Folks say, "But doesn’t God tell us to ask?" Yes, but asking is not to inform God of what I need. "Your heavenly Father knoweth that ye have need of all these things," said Jesus. What is required is God getting me in my childish ignorance to the point of deciding what He is meaning me to ask for. Just as you get a child to choose which cookie he will take and then ask for just that one. So asking is just a steppingstone to receiving. As Jesus said, "Ask. .. seek... knock, and it shall be opened unto you." So to my asking I add taking and receiving. Indeed, as I get used to taking by the word of faith, I hardly notice I’m asking - one is almost dissolved into the other.

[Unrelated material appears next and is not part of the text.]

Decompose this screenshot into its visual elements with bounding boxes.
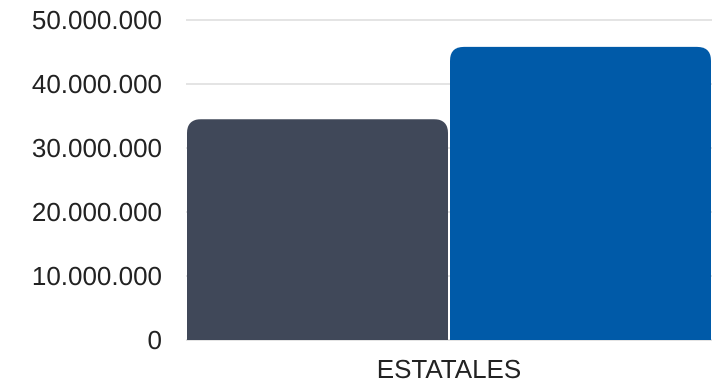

So I move right in and speak the desire into reality. How? By that word of faith which "calls the things that be not as though they were," which is said to be God’s form of faith (Rom. 4:17), and therefore mine. I speak that word. When it is on the mundane, human level that I speak any such word, I then go on to fulfill it. This time I am recognizing that it is God speaking that word by me, and so He goes on to fulfill it - and it is precisely the same as when He brought the visible creation into being by the word of His Son.